For a single block, I need a cut of fabric 12" wide and 7" long. I used the markings on the visual mat to determine that amount. But, I want to do a runner of three blocks. The software can automatically multiply the squares to create the same block times 3.
Select PROJECT COPIES and designate 3---3 blocks using these same cuts. Then select APPLY.
Look what happens with the default 12 x 12 mat.....
I now have 3 cutting mats; the open space means either wasted fabric or secondary cuts that I do not want to make. Cricut has designed the Maker to be super efficient. Let's see how....
Choose the drop-down arrow next to MATERIAL SIZE and scroll to the 12 x 24" mat at the bottom.
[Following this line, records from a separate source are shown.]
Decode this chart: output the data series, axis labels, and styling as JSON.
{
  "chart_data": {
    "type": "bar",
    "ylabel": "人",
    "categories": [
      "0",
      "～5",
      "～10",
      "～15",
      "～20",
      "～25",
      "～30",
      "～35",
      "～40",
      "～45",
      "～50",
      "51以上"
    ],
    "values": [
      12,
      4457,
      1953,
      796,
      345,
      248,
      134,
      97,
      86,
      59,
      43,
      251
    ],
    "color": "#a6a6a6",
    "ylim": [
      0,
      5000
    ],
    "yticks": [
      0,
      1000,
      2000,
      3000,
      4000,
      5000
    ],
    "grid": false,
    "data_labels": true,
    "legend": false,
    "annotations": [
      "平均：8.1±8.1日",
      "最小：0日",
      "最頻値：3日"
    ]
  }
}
SELECT it. My layout now looks like this:
I am so much happier! Excess fabric is inevitable..I just want to decrease the amount. This layout and mat the longer mat allow me to use a cut of fabric 12" x 24" long (or 12 x 42 -- and save the leftover!)
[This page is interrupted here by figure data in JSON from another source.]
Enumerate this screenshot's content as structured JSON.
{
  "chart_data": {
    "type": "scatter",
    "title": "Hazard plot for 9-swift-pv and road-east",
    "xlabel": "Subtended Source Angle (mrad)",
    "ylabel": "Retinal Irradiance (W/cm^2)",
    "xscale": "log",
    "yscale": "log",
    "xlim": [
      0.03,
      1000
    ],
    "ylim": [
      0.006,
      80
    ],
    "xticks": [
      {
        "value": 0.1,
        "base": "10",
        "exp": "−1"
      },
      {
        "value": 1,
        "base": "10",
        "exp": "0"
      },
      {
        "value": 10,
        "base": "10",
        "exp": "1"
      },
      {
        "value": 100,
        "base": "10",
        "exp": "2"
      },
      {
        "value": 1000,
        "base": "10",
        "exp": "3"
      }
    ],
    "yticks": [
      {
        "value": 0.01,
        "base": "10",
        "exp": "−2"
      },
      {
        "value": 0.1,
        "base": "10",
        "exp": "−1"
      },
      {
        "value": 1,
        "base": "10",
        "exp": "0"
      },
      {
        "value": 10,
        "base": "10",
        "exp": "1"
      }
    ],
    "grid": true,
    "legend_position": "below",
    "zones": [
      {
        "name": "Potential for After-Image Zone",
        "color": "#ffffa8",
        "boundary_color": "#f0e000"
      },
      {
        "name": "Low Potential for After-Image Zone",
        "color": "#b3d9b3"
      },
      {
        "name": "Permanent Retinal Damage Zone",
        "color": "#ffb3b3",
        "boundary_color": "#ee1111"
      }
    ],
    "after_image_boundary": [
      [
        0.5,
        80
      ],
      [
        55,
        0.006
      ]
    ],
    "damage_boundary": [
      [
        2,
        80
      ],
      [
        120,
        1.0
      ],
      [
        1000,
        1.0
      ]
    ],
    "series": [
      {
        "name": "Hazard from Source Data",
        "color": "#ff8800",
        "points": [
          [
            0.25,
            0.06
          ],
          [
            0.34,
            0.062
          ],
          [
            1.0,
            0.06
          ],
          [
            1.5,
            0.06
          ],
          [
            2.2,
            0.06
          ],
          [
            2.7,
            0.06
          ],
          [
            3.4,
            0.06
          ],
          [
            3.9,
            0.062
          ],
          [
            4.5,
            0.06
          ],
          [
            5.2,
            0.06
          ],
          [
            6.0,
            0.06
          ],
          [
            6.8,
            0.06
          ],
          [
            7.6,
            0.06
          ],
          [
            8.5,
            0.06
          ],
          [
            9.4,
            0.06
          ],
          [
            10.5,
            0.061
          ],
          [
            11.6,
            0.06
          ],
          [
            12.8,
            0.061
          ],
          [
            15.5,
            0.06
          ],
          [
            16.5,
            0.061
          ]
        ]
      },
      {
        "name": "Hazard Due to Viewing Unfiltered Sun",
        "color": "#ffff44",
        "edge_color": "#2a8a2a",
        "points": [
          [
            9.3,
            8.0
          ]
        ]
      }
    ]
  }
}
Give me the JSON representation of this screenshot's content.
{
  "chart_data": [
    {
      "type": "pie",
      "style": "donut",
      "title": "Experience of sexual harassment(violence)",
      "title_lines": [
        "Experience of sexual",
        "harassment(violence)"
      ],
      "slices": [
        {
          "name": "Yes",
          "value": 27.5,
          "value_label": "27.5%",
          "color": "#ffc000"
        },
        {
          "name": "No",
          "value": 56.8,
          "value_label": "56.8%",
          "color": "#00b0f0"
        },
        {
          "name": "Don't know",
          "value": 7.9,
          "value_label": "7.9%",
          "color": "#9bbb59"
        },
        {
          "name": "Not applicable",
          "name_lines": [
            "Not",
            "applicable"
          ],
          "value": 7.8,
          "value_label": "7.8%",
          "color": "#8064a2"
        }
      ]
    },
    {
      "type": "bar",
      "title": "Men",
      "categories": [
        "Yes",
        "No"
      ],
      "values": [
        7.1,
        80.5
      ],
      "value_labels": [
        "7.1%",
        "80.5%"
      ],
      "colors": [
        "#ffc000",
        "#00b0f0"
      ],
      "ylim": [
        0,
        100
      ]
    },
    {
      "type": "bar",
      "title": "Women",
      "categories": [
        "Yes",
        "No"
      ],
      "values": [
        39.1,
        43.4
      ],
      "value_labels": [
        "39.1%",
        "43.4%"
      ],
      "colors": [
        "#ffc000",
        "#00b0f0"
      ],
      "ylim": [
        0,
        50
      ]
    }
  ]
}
But what if I want 6 of this particular block? Simple....just increase the PROJECT COPIES to 6 and be sure to select the 12 x 24" mat.
Looking at the mats, I note that one mat needs a length of 22.5" and the other needs a length of 18.5". Add the two together and the length of fabric is 41". Again, a minimum cut of 12 x 42"!
I'll be honest, I have tried to lay my blocks out in DS using a custom template. I was not successful for a number of reasons. But, by letting DS do the magic, I maintain the accuracy of the cuts and the integrity of my mat. Plus, I can consistantly multiply my blocks for each and every project. And, finally, by not loading the DS file with extra shapes, the saved file is smaller and quicker to open.
Before I run off to cut my runner blocks, I have to say...these cuts or my calcuations do not include borders. These are simply the blocks themselves. My border length and widths are calculated based upon my particular project. In creating the 3 block runner, I most likely would not use any sashing, just stitch block to block. I envision my side borders a minimum of 36" long and 3"wide with the top and bottom borders close to 18" x 3". But, I am funny, often my projects take on a life of their own and border plans change!
I have found that sorting through the facets of DS actually opens the hidden gems of potential of this program. I hope that this look at calculating fabrics for your quilting will help you see the possibilities that exist for DS and for quilting!